The general range is circumpolar in the arctic and the northern boreal zones and in mountains at more temperate latitudes. The Svalbard occurrence is by far the most northern one known in the world, isolated by 900–1000 km from the nearest ones known elsewhere.

Comments

The discovery of Sibbaldia procumbens in Svalbard was unexpected due to its extreme northern position. Its isolation was also mentioned by Rønning (1961). The population may theoretically be a remnant from a wider distribution in the warmer parts of the Postglacial (the Hypsithermal), kept alive by its ability to reproduce in the warm spring environment.

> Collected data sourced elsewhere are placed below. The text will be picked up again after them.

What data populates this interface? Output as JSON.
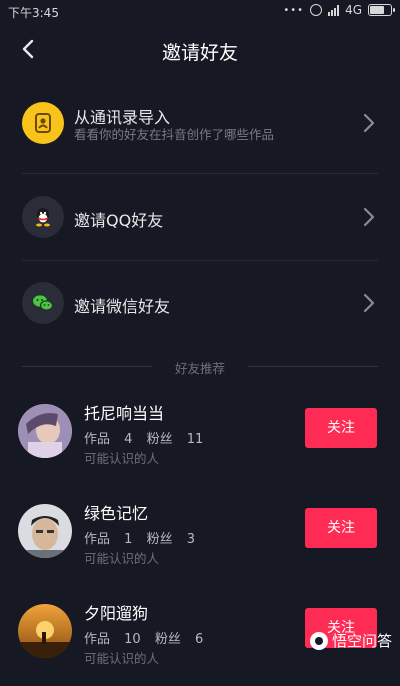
{
  "status": {
    "time": "下午3:45",
    "dots": "•••",
    "network": "4G"
  },
  "header": {
    "title": "邀请好友"
  },
  "options": [
    {
      "title": "从通讯录导入",
      "subtitle": "看看你的好友在抖音创作了哪些作品",
      "icon": "contacts-icon",
      "color": "#f8c31a"
    },
    {
      "title": "邀请QQ好友",
      "icon": "qq-icon",
      "color": "#2a2c37"
    },
    {
      "title": "邀请微信好友",
      "icon": "wechat-icon",
      "color": "#2a2c37"
    }
  ],
  "section_label": "好友推荐",
  "users": [
    {
      "name": "托尼响当当",
      "works_label": "作品",
      "works": "4",
      "fans_label": "粉丝",
      "fans": "11",
      "hint": "可能认识的人",
      "button": "关注"
    },
    {
      "name": "绿色记忆",
      "works_label": "作品",
      "works": "1",
      "fans_label": "粉丝",
      "fans": "3",
      "hint": "可能认识的人",
      "button": "关注"
    },
    {
      "name": "夕阳遛狗",
      "works_label": "作品",
      "works": "10",
      "fans_label": "粉丝",
      "fans": "6",
      "hint": "可能认识的人",
      "button": "关注"
    }
  ],
  "watermark": "悟空问答",
  "accent": "#fe2c55"
}
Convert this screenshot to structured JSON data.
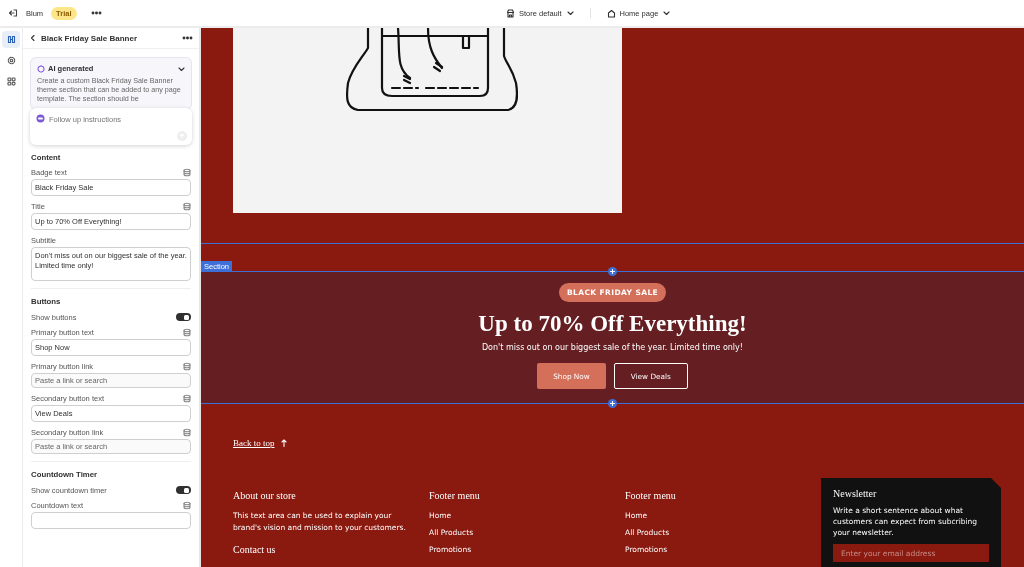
{
  "topbar": {
    "store_name": "Blum",
    "badge": "Trial",
    "theme_selector": "Store default",
    "page_selector": "Home page"
  },
  "rail": [
    {
      "kind": "sections",
      "selected": true
    },
    {
      "kind": "settings",
      "selected": false
    },
    {
      "kind": "apps",
      "selected": false
    }
  ],
  "panel": {
    "title": "Black Friday Sale Banner",
    "ai": {
      "label": "AI generated",
      "description": "Create a custom Black Friday Sale Banner theme section that can be added to any page template. The section should be"
    },
    "prompt": {
      "placeholder": "Follow up instructions"
    },
    "settings": [
      {
        "kind": "heading",
        "label": "Content"
      },
      {
        "kind": "text",
        "label": "Badge text",
        "value": "Black Friday Sale",
        "source_icon": true
      },
      {
        "kind": "text",
        "label": "Title",
        "value": "Up to 70% Off Everything!",
        "source_icon": true
      },
      {
        "kind": "textarea",
        "label": "Subtitle",
        "value": "Don't miss out on our biggest sale of the year. Limited time only!",
        "source_icon": false
      },
      {
        "kind": "heading",
        "label": "Buttons"
      },
      {
        "kind": "toggle",
        "label": "Show buttons",
        "on": true
      },
      {
        "kind": "text",
        "label": "Primary button text",
        "value": "Shop Now",
        "source_icon": true
      },
      {
        "kind": "link",
        "label": "Primary button link",
        "placeholder": "Paste a link or search",
        "source_icon": true
      },
      {
        "kind": "text",
        "label": "Secondary button text",
        "value": "View Deals",
        "source_icon": true
      },
      {
        "kind": "link",
        "label": "Secondary button link",
        "placeholder": "Paste a link or search",
        "source_icon": true
      },
      {
        "kind": "heading",
        "label": "Countdown Timer"
      },
      {
        "kind": "toggle",
        "label": "Show countdown timer",
        "on": true
      },
      {
        "kind": "text",
        "label": "Countdown text",
        "source_icon": true
      }
    ]
  },
  "preview": {
    "section_tag": "Section",
    "banner": {
      "badge": "BLACK FRIDAY SALE",
      "title": "Up to 70% Off Everything!",
      "subtitle": "Don't miss out on our biggest sale of the year. Limited time only!",
      "buttons": [
        {
          "label": "Shop Now",
          "kind": "primary"
        },
        {
          "label": "View Deals",
          "kind": "secondary"
        }
      ]
    },
    "back_to_top": "Back to top",
    "footer": {
      "columns": [
        {
          "kind": "text",
          "heading": "About our store",
          "text": "This text area can be used to explain your brand's vision and mission to your customers.",
          "next_heading": "Contact us"
        },
        {
          "kind": "menu",
          "heading": "Footer menu",
          "links": [
            "Home",
            "All Products",
            "Promotions"
          ]
        },
        {
          "kind": "menu",
          "heading": "Footer menu",
          "links": [
            "Home",
            "All Products",
            "Promotions"
          ]
        }
      ],
      "newsletter": {
        "heading": "Newsletter",
        "text": "Write a short sentence about what customers can expect from subcribing your newsletter.",
        "placeholder": "Enter your email address"
      }
    }
  }
}
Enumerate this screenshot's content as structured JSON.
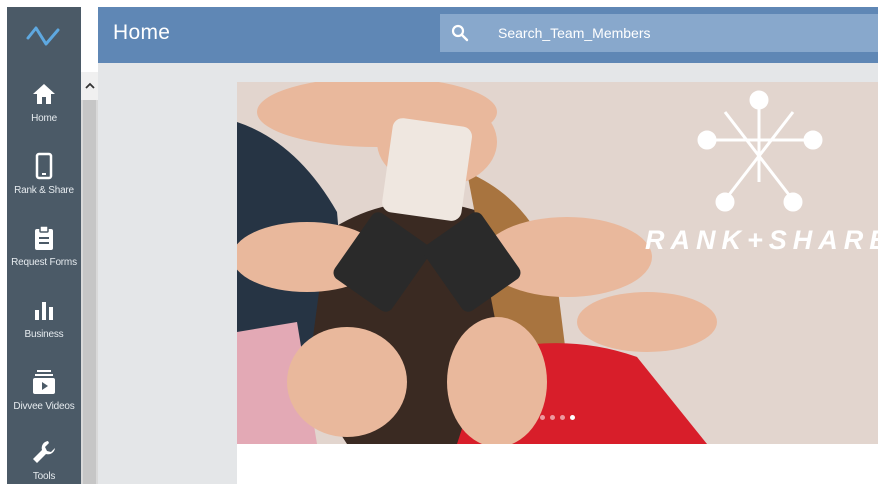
{
  "sidebar": {
    "items": [
      {
        "label": "Home",
        "icon": "home-icon"
      },
      {
        "label": "Rank & Share",
        "icon": "phone-icon"
      },
      {
        "label": "Request Forms",
        "icon": "clipboard-icon"
      },
      {
        "label": "Business",
        "icon": "bar-chart-icon"
      },
      {
        "label": "Divvee Videos",
        "icon": "video-icon"
      },
      {
        "label": "Tools",
        "icon": "wrench-icon"
      }
    ]
  },
  "header": {
    "title": "Home",
    "search_placeholder": "Search_Team_Members"
  },
  "hero": {
    "brand_text": "RANK+SHARE",
    "slide_count": 4,
    "active_slide": 4
  },
  "colors": {
    "sidebar": "#4b5a67",
    "header": "#5f87b5",
    "search": "#88a8cc",
    "content_bg": "#e4e6e8"
  }
}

More probable, however, is that it is due to a fortuitous long distance dispersal by birds in more recent times. The nutlets are of the kind that may be spread in the digestive tracts of snow buntings. The branched rhizome results in clonal growth but the population is too extensive to be explained by this alone. The stands at Trollkjeldene reach for 600 m or more in one direction and must have a certain age, perhaps thousands of years when the annual growth (less than 10 cm horizontally) is considered.

Genetically, the Trollkjeldene population is extremely uniform, with almost no variation (Alsos et al. 2011). This is probably due to local inbreeding.

Literature

Alsos, I.G., Elven, R., Brysting, A.K., Birkeland, S. & Skjetne, I. 2011. Økologiske og genetiske undersøkelser av rødlistearter på Svalbard. – Rapport til Svalbards Miljøvernfond. http://www.sysselmannen.no/Svalbard-environmental-protection-fund/Resultater---rapporter/?q=alsos 45 s.

Rønning, O.I. 1961. Some new contributions to the flora of Svalbard. – Norsk Polarinstitutts Skrifter 124: 1–20.